I wrote a post about his birth. I wrote about my struggles with breastfeeding. I wrote about how overwhelmed I felt in the first 2 weeks, what it was like to go back to work when my maternity leave was over, reflections on what it was like to grow a human for the first time. There were posts about the challenges of everyday life, the guilt of being a working mom, and the conflicting desire to continue to grow in my career. One of my last posts, in September of 2016, was about my fear of an unknown future. And then I just stopped writing.
In January of the next year I quit my job / left my career and started working on my MBA, which was my backup plan when the job I really wanted didn’t work out. I stopped writing because my life wasn’t going the way I always thought it would and I began to believe that my words no longer had value. To be fair, I’m not entirely sure who was reading them in the first place and if they even made an impact. But the point is, I stopped writing for myself because I lost my sense of purpose and direction. I thought I was hiding all of my shortcomings and insecurities by quieting the voice I once used to navigate the changes in life. Not surprisingly, I ended up even more lost along the way.

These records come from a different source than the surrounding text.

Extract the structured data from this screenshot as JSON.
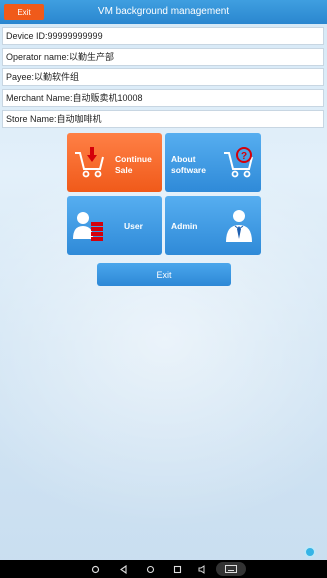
{
  "header": {
    "exit_label": "Exit",
    "title": "VM background management"
  },
  "info": {
    "device_id": "Device ID:99999999999",
    "operator": "Operator name:以勤生产部",
    "payee": "Payee:以勤软件组",
    "merchant": "Merchant Name:自动贩卖机10008",
    "store": "Store Name:自动咖啡机"
  },
  "menu": {
    "continue_line1": "Continue",
    "continue_line2": "Sale",
    "about_line1": "About",
    "about_line2": "software",
    "user": "User",
    "admin": "Admin"
  },
  "footer": {
    "exit_label": "Exit"
  },
  "colors": {
    "top_bar": "#2a86cf",
    "exit_top": "#f05a1a",
    "tile_orange": "#f05a1a",
    "tile_blue": "#2f8ad8"
  },
  "icons": {
    "continue": "cart-down-arrow-icon",
    "about": "cart-question-icon",
    "user": "user-stack-icon",
    "admin": "admin-person-icon"
  }
}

So many things have happened since then that I haven’t fully processed, but we’ll save that for another day. After a long talk with a dear friend this weekend, I have decided to start showing up for myself again. Her words called me out of my place of hiding and challenged me to get my emotional shit together so I can pour into my other relationships from the overflow. So this is me. Showing up. Reclaiming my voice. Maybe in my brokenness you can find healing. And I can start to find myself again.